Federal Tax Dodgers Owe $3.4 Billion
Policy + Politics

Federal Tax Dodgers Owe $3.4 Billion

iStockphoto/The Fiscal Times

New government data showing that federal workers are cheating Uncle Sam out of greater amounts of  income tax revenue while enjoying cushier benefits and pay than those in the private sector.  The IRS report has reignited a long-standing controversy on Capitol Hill: Should federal workers who fail to pay their taxes be held to a higher standard under the law than private sector workers?  

About 98,000 federal, Congressional, and postal employees owed the Internal Revenue Service $1.03 billion in unpaid taxes at the end of fiscal 2010, according to a recent IRS audit of federal workers. 
Add federal retirees and military personnel to that roster, and the overall amount federal workers owe in back taxes swells to 3.4 billion. 

That includes $833,970 in unpaid taxes from 36 White House aides—an irony that was not lost on dozens of mostly conservative Web sites who classified it as ludicrous that despite President Obama’s recent calls for every American to “pay their fair share” in taxes, members of his own inner circle weren’t obliging.   The IRS audit also showed House and Senate staffers owed $10.6 million in back taxes, Health and Human Services staffers owed $41 million, and Environmental Protection Agency staffers owed $19 million.

Including wages and benefits, federal workers on average earn an average of 16 percent more in total compensation than their private sector counterparts, according to a separate Congressional Budget Office report out this week. 

Clamping down on federal employee pay is attractive to many Republican lawmakers, who last winter proposed slashing federal workers salaries and benefits in order to fund an extension of the payroll tax cut — a levy 160 million Americans pay to fund the federal Social Security retirement program.  Congress is again hard-pressed to come up with finances to extend the 2 percentage-point tax cut beyond the end of this month, when it's due to expire again. 

“If you work for the federal government and you don't pay your taxes, you should be fired.”

“It is totally unacceptable to live on the federal payroll and not pay your taxes,” said Congressman Jason Chaffetz, R-Utah, in a statement.  Chaffetz has long favored imposing harsher treatment on federal workers who owe taxes than their private sector counterparts.  Under federal labor law, it is illegal for an employer to terminate an employee on the basis that their earnings are garnished for any one debt, including owing taxes, except in case of IRS employees who can be terminated for unpaid taxes.  “If you work for the federal government and you don't pay your taxes, you should be fired,” Chaffetz said.

Legally, federal workers are subject to the same treatment as other taxpayers who don’t pay some or all of their taxes.  So it should come as no shock that there is “some” level of delinquency exists since “federal workers are going to be no more familiar with the tax code and that tax code’s requirements than the average citizen,” said Chris Edwards, director of tax policy studies at the libertarian Cato Institute. 

Although the 2010 dollar amount of federal workers tax cheating rose by 3 percent over 2009 levels, the number of tax dodgers actually fell by more than 3,000.  That rising dollar amount could reflect inflationary costs more than extra cheating, said Mark Luscombe, a tax attorney and principle analyst at CCH, a tax publisher.

However, from a public relations standpoint, federal workers are subject to some additional scrutiny on paying taxes.  Since 1993, the IRS has collected an annual inventory of federal worker tax delinquency rates, which the agency then reports out to the department and independent federal agency heads.   The whole exercise is meant to nudge agency heads to tell employees to pay their tax bills as part of their responsibility as a federal employee, as enumerated by the law, an IRS spokesman said.  Yet, penalties are no different -- they receive the same delinquency notices and have the same amount of time to settle their outstanding taxes.

The IRS does not audit or collect data on tax delinquency for other industries or demographics, the spokesman said.  “The federal government obviously knows who its employees are in a detailed way.  We probably couldn’t get that same information for another industry,” he said.  All federal employees are required to fill out W-4 forms, and receive W-2 tax forms at the end of the year.
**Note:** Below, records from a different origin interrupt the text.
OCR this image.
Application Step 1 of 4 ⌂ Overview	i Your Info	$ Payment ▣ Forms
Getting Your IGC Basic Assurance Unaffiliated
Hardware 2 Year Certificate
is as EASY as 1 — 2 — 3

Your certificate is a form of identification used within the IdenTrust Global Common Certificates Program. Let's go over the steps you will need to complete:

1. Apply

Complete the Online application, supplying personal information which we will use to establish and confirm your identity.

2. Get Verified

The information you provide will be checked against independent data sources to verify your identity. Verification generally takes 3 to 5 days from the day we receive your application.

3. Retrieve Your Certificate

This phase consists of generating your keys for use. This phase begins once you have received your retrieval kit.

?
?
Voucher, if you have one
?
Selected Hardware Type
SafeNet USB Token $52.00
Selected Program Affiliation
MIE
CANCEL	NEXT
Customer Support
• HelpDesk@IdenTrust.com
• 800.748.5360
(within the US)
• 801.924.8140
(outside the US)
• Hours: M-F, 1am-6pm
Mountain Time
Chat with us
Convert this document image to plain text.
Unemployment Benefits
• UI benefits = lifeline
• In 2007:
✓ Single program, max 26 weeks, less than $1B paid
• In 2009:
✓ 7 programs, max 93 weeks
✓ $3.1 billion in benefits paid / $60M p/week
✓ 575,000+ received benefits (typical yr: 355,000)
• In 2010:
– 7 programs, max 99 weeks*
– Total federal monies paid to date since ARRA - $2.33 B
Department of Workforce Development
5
But other sectors of the economy are less heavily-monitored.  Recent IRS data show small businesses duck $122 billion in taxes per year—partly a reflection of an underground cash economy that is still alive and well and mostly off-limits to the IRS.  

Despite the government’s logic, this particular audit tradition seems to be more about creating a spectacle than actually recouping revenue, said CCH’s Luscombe.  “It’s about embarrassment — the perception that [these workers] are biting the hand that feeds them when it’s the federal government they owe money to and it’s the federal government that’s paying them,” he said.